Ruptured basilar tip aneurysm

Case contributed by Yaïr Glick
Diagnosis certain

Presentation

Acute severe headache.

Patient Data

Age: 45 years

Non-contrast CT head

  • extensive bilateral subarachnoid hemorrhage - perimesencephalic; in all the basal cisterns; in the narrowed third ventricle, Sylvian aqueduct, and fourth ventricle; in the premedullary cistern; in the Sylvian cisterns and fissures; in the interhemispheric fissure; and bifrontal

  • the temporal horns of the lateral ventricles are dilated - early sign of hydrocephalus

  • the cerebral and cerebellar sulci are effaced - suggestive of brain edema

CT angiogram

  • pedunculated aneurysm with a "nipple" at the basilar tip measuring 3 mm in diameter and 5.5 mm in length, deviating to the left P1

  • the intracranial arteries appear slightly narrowed, perhaps due to cerebral edema

  • the neck arteries are patent

mri

3-month follow-up MRI:

  • MRA: filling defect between basilar tip and left PCA, representing the embolization coils in the aneurysm

  • no evidence of new aneurysm

  • SWI: blood degradation products on the tentorial leaflets and in the basal cisterns, as well as small amount mainly in the biparietal sulci and bifrontal sulci around the vertex

  • two tiny foci of susceptibility artifact in the right cerebellar hemisphere and one in the left hemisphere

  • above the tentorium: several nonspecific abnormal white matter foci on the right, single one on the left - probably representing microangiopathy

  • no abnormal port-contrast enhancement

Case Discussion

An otherwise healthy woman complained of a severe headache that started that same morning.

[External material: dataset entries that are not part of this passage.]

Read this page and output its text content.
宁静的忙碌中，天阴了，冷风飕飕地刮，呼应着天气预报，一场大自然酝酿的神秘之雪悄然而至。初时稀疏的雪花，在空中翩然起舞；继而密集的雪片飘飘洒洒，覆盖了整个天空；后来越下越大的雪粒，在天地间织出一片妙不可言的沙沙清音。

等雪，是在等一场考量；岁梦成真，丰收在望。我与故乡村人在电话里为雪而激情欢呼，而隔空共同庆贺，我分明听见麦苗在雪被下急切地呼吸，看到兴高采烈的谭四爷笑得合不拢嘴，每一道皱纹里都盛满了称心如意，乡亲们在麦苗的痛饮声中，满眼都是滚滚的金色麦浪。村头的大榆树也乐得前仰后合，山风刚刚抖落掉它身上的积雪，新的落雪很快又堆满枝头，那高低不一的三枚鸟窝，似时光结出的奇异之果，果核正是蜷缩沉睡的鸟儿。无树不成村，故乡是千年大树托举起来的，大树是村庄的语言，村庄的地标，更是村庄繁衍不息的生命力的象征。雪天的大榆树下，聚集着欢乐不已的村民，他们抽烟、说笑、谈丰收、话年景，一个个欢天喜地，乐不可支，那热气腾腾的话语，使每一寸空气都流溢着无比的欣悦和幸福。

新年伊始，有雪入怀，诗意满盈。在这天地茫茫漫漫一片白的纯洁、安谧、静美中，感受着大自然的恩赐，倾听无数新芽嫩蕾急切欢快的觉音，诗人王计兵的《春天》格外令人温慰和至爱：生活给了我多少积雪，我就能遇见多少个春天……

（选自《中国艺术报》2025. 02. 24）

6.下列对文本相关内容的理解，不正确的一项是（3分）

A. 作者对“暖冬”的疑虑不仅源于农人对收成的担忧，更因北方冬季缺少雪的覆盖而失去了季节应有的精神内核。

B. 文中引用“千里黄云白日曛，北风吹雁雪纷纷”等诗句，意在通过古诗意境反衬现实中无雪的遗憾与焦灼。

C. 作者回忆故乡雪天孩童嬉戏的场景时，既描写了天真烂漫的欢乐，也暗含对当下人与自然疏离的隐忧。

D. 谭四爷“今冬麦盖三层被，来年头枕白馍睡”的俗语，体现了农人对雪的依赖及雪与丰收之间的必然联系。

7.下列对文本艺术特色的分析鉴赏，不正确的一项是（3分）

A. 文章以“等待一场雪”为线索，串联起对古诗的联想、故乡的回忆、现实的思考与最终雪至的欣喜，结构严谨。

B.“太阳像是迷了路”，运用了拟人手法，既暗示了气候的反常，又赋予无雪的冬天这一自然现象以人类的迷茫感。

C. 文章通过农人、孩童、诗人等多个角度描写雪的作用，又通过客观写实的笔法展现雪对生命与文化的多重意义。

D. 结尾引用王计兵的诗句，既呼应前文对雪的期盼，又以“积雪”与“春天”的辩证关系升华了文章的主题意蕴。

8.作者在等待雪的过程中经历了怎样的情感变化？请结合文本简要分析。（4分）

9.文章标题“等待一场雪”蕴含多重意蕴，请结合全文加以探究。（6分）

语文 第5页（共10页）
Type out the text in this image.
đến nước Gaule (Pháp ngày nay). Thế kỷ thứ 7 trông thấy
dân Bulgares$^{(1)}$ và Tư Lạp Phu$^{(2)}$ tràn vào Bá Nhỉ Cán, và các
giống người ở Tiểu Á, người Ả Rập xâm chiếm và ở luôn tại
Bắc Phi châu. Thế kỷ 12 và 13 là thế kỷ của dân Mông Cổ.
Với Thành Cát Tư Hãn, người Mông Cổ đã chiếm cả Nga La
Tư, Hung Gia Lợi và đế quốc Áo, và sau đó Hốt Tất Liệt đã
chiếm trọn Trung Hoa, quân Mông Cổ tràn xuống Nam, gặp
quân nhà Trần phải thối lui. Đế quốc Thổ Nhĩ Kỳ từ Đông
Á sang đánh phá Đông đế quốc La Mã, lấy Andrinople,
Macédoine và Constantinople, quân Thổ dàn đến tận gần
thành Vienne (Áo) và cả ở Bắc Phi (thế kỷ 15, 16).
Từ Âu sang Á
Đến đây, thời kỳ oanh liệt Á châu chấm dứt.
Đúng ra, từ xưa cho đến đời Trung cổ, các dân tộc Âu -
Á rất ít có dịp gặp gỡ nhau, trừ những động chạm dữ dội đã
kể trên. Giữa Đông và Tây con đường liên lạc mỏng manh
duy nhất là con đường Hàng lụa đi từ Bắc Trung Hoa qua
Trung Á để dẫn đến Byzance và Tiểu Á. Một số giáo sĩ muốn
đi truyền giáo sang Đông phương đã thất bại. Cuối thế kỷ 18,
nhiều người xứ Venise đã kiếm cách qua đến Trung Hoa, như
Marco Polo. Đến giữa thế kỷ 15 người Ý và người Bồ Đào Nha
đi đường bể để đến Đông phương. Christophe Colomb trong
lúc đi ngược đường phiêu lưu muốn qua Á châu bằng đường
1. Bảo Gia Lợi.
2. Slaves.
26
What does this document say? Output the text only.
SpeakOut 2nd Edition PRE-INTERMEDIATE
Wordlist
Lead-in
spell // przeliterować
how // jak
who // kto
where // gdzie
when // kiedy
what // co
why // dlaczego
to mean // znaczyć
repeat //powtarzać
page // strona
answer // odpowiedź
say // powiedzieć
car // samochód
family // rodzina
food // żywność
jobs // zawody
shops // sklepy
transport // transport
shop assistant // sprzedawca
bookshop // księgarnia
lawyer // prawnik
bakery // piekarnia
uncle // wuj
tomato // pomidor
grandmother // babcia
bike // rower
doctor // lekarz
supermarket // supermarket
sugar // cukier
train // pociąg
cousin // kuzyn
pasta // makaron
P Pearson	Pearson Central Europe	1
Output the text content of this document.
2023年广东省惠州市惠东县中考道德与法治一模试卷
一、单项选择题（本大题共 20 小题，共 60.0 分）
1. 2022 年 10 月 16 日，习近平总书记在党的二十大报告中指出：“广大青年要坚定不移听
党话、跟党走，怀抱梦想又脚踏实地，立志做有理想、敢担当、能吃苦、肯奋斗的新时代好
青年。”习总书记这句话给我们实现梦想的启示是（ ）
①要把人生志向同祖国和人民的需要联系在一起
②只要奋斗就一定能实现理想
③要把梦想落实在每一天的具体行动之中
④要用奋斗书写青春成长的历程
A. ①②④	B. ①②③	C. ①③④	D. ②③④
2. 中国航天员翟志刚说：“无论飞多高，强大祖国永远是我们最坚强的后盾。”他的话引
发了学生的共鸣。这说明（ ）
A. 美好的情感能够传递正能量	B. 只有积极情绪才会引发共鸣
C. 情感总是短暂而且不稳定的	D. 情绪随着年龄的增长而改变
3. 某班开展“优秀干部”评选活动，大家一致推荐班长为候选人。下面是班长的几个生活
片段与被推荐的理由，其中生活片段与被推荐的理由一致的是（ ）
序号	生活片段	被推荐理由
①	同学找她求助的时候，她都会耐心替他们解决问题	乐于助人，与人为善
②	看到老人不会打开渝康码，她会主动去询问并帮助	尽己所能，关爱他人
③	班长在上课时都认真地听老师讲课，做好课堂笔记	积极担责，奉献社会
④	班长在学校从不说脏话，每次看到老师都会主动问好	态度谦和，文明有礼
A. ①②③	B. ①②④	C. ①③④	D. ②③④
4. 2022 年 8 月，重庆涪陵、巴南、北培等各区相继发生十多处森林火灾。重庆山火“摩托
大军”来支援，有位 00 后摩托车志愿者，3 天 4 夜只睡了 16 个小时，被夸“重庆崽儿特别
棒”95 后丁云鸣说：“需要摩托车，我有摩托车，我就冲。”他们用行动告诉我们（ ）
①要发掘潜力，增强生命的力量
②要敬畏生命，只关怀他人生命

Blood pressure taken at the ED was 210 mmHg systolic. She was sent for a CT head-CTA neck and head arteries, for fear that a subarachnoid hemorrhage was the cause of her headache.

CT head showed extensive subarachnoid bleeding, as well as signs of brain edema and mild hydrocephalus, while the CTA revealed a small basilar tip aneurysm.

The aneurysm was successfully coiled, and the patient recovered promptly and uneventfully.

An MRI head done 3 months later showed only subtle hemosiderin deposits on SWI.